The World Turned Upside Down

In Mostar I had received a hint that I should visit the city of Budva in Montenegro. The city is easily reachable from Dubrovnik, since it lays on the major bus route into Montenegro. The information about buses into Montenegro, as found on the Internet, indicated, that the bus may not drive all the way to Budva since the driver might not feel like it…

When I saw the bus which should bring me to the coast of Montenegro, I had no doubts, that there should anything be wrong. The bus left the terminal on time, so there was really no reason to be worried. It somehow felt strange though, that the bus pulled into a parking lot after 15 minutes, just outside of Dubrovnik. I have to admit it, the view from the parking lot is amazing. However there was no announcement and the break took longer and longer. Suddenly an almost identical bus pulled up with the same destination. Then came the announcement: please change the bus.
The drivers reloaded the luggage while the passengers got into the older and narrower bus. What had happened? I have no idea, but it certainly makes sense to drive one full bus instead of two which are only half full.
A short time later, we stopped at the boarder check point to Montenegro. This meant another stamp in my passport. The criteria, according to which the immigration officers stamp the passport, has yet to be discovered. My passport was stamped upon immigration to Croatia, upon leaving Croatia for Montenegro and upon entering Montenegro. It is, as if the border between Croatia and Bosnia and Herzegovina did not exist.

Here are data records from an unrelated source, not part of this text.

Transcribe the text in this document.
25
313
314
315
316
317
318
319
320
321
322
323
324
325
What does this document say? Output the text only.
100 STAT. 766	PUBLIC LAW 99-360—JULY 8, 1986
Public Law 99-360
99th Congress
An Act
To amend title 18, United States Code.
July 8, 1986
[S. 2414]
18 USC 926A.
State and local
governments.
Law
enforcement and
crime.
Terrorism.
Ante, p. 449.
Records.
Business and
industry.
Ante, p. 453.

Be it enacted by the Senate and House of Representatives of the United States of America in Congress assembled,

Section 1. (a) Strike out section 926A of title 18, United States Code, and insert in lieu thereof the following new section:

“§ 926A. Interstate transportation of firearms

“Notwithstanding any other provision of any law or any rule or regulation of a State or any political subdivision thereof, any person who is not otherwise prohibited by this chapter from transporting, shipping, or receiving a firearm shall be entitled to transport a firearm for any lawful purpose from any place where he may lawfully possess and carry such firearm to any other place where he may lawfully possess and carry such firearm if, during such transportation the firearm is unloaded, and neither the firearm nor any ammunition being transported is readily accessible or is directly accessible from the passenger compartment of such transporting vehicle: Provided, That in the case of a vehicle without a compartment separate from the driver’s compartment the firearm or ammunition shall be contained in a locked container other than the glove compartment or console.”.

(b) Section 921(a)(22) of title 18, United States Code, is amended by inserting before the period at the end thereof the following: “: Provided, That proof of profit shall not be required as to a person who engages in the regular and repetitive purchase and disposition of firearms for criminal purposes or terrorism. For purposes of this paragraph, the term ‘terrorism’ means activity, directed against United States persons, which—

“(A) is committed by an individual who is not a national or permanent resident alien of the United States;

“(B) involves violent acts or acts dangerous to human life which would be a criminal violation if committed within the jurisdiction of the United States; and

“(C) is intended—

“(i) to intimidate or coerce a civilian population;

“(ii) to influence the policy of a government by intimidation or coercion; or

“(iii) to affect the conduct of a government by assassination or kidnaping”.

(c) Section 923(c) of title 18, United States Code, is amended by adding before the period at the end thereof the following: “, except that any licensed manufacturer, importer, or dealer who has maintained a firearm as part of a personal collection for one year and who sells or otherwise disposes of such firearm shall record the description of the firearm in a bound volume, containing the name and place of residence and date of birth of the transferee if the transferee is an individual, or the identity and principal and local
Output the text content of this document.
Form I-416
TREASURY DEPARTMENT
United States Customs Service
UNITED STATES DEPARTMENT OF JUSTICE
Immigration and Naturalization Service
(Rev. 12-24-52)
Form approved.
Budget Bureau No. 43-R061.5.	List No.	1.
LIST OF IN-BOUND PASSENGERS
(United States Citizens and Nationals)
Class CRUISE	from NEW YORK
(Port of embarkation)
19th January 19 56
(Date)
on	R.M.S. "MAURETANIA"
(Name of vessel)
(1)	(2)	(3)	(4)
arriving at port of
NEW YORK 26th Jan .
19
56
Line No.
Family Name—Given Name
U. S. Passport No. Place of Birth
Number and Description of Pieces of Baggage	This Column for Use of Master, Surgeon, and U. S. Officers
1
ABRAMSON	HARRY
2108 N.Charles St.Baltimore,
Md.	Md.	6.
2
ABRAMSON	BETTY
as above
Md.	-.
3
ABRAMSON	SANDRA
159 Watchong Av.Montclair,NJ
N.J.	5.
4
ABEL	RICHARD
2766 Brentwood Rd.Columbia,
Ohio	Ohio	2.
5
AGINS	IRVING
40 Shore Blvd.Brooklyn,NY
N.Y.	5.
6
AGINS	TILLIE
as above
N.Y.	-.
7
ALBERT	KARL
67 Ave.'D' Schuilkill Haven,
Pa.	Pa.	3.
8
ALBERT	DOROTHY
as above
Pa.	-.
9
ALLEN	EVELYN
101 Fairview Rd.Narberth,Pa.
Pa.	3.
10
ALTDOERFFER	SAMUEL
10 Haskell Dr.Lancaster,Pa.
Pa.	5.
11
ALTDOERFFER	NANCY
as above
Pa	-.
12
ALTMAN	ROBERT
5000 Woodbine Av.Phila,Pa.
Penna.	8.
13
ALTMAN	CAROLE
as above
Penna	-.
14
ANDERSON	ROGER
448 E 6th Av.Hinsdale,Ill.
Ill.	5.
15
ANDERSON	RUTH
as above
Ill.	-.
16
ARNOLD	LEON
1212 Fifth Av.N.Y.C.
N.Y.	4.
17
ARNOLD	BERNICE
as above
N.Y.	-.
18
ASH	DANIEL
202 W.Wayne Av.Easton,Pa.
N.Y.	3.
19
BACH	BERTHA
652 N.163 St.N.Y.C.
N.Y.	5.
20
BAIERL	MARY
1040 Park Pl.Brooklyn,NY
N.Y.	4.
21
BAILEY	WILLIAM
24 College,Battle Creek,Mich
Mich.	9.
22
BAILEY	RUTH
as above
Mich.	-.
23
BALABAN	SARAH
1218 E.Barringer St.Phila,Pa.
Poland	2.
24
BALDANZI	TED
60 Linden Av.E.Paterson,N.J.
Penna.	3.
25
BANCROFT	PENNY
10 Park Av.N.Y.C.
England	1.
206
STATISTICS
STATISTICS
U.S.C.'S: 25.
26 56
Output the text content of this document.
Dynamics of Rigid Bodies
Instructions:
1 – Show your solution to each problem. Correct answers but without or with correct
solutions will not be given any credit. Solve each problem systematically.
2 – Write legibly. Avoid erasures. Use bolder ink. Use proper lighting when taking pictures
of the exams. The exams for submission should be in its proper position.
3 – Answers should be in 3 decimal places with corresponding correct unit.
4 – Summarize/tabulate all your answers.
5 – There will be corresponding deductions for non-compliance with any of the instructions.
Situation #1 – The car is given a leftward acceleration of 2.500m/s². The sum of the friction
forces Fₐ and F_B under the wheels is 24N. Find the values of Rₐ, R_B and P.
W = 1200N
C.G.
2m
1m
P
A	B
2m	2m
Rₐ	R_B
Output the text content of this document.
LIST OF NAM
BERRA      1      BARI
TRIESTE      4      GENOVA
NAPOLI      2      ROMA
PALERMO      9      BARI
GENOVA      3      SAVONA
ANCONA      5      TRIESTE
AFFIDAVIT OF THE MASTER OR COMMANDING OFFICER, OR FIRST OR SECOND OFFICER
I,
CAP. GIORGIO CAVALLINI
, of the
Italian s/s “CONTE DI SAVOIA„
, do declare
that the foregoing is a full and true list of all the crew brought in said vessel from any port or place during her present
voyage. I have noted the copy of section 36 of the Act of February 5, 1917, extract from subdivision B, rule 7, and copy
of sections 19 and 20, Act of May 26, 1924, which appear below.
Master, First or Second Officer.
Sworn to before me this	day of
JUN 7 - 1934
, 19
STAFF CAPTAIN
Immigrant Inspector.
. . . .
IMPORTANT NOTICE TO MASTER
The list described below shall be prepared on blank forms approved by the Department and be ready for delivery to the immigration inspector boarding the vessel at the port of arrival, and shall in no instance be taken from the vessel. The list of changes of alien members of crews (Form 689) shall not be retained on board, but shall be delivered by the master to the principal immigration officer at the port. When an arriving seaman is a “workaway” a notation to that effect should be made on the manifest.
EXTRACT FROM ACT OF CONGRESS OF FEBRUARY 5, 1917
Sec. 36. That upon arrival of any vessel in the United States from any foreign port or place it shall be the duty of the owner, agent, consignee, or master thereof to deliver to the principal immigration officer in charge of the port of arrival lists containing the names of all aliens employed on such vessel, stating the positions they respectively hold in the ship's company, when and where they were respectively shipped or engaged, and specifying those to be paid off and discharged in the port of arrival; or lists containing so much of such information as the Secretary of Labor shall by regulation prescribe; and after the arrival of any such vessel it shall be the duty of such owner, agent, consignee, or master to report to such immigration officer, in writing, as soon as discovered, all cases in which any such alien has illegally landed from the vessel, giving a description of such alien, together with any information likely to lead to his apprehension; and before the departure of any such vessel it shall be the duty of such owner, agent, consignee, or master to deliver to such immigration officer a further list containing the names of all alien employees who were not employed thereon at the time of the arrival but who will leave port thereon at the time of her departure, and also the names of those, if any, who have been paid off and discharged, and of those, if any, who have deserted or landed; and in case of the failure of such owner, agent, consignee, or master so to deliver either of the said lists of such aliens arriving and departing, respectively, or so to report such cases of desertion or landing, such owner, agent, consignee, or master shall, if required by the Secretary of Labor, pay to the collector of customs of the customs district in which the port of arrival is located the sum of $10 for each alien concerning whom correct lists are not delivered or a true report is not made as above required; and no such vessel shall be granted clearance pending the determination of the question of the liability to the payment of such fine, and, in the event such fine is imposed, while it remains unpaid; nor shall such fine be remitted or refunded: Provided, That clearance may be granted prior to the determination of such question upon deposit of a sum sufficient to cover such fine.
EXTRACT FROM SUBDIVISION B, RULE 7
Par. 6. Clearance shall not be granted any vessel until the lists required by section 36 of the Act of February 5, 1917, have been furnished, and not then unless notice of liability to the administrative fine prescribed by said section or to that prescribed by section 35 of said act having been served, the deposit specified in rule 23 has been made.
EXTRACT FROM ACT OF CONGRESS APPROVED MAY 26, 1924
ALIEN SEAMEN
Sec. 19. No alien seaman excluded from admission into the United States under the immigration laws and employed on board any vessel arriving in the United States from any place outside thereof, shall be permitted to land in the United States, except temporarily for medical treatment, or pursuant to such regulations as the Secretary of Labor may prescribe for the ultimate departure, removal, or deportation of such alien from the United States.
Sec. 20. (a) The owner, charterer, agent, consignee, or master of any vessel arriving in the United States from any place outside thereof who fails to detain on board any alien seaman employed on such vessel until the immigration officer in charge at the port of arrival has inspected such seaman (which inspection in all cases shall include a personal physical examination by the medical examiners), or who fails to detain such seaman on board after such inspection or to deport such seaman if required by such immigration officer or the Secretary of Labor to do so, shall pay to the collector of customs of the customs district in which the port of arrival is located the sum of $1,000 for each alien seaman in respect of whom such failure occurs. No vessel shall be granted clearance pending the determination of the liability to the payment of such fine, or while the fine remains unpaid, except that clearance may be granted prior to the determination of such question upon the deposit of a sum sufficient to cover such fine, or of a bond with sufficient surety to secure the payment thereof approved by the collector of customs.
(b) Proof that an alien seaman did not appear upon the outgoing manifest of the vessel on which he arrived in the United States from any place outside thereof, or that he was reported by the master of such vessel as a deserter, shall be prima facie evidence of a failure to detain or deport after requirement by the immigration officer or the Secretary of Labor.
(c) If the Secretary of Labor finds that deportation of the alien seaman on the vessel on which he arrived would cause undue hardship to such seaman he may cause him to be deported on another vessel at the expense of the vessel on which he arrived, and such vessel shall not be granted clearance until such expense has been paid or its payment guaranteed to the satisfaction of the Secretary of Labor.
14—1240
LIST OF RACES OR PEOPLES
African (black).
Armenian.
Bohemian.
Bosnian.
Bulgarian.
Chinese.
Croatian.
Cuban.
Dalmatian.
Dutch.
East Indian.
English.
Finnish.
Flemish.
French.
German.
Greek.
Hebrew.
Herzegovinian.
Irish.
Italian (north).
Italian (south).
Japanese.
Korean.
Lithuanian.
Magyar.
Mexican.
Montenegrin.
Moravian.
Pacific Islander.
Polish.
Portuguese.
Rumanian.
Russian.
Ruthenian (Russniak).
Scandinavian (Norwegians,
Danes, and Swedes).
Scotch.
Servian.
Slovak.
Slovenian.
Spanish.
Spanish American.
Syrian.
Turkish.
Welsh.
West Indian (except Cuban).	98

The old town of Budva, Montenegro

The old town of Budva, Montenegro

The landscape turned from the Croatian hill and lower mountains into real rocky mountains in Montenegro. Suddenly I had the impression that we were going in circles. And this was actually the case! We were driving around the biggest fjord in Southern Europe. If one is driving by car, there is a ferry to shorten the journey, but the bus drives all around the fjord. One special sight in the middle of the fjord is the monastery of Banja near Risan. The monastery consists of an island just for the buildings.
Library of the citadel in Budva

Library of the citadel in Budva

At the Southern end of the fjord, in Kotor, there was a big movement in the bus. Almost all the backpackers got off. Since there were not many people left on the bus, I got a little bit nervous, whether the driver would continue to Budva or not. In my case, there was no reason to worry, the bus continued all the way to Budva. Whatever happened after Budva is beyond my knowledge…
Budva is a nice small town on the shores of the Adria. Unknown to me at first, the place is well established with tourist from the Balkan and from Russia. One yacht exceeds the other in size. One almost ignores the small fishers boats of the locals.
One very charming site and possibly the major destination for many tourists is the old town of Budva, sporting many churches and a very impressive citadel. From the citadel, one has a wonderful view across the bay, the old town and the mountains.
View from the fortress of Kotor

View from the fortress of Kotor: the biggest fjord in Southern Europe

Since many backpackers got off the bus in Kotor, I assumed that there was something to be seen in that city as well. In the very nice Montenegro Hostel, where I stayed, a poster hangs on the wall, giving an overview over that city. This caused a rare decision: I did some backtracking. The forty minutes were really worth the trip for the city of Kotor with its very scenic old town and the fortress towering high above the city. To reach the fortress, I had to climb up stairs for more than 30 minutes. All along the way, I followed the walls of the the fortress, which lead all the way from the old town to the top. On the way up to the fortress, not only children were complaining about the elevation…
Old town of Kotor

Old town of Kotor

Since even in Southern Europe fall has arrived, the temperatures drop quite low at night and even in the sunshine during the day do not rise much above 20 degrees centigrade with strong cold winds. The ascent to the fortress however was protected from the cold wind and also exposed to the sunshine, such that there was no reason to freeze. This was particularly good for me, since I had given my warm clothes to the laundry and thus was hiking in just t-shirt and shorts.
Later in the afternoon, I started thinking about my further journey. I plan to leave Montenegro earlier than planned towards Shkoder, Albania (Montenegro still has chance to qualify for the European soccer championship, whereas Switzerland doesn’t).
From Shkoder, I plan to do a few excursions into the countryside of Albania. This will give me some first experience with a very popular mode of transport in Albania, the furgons.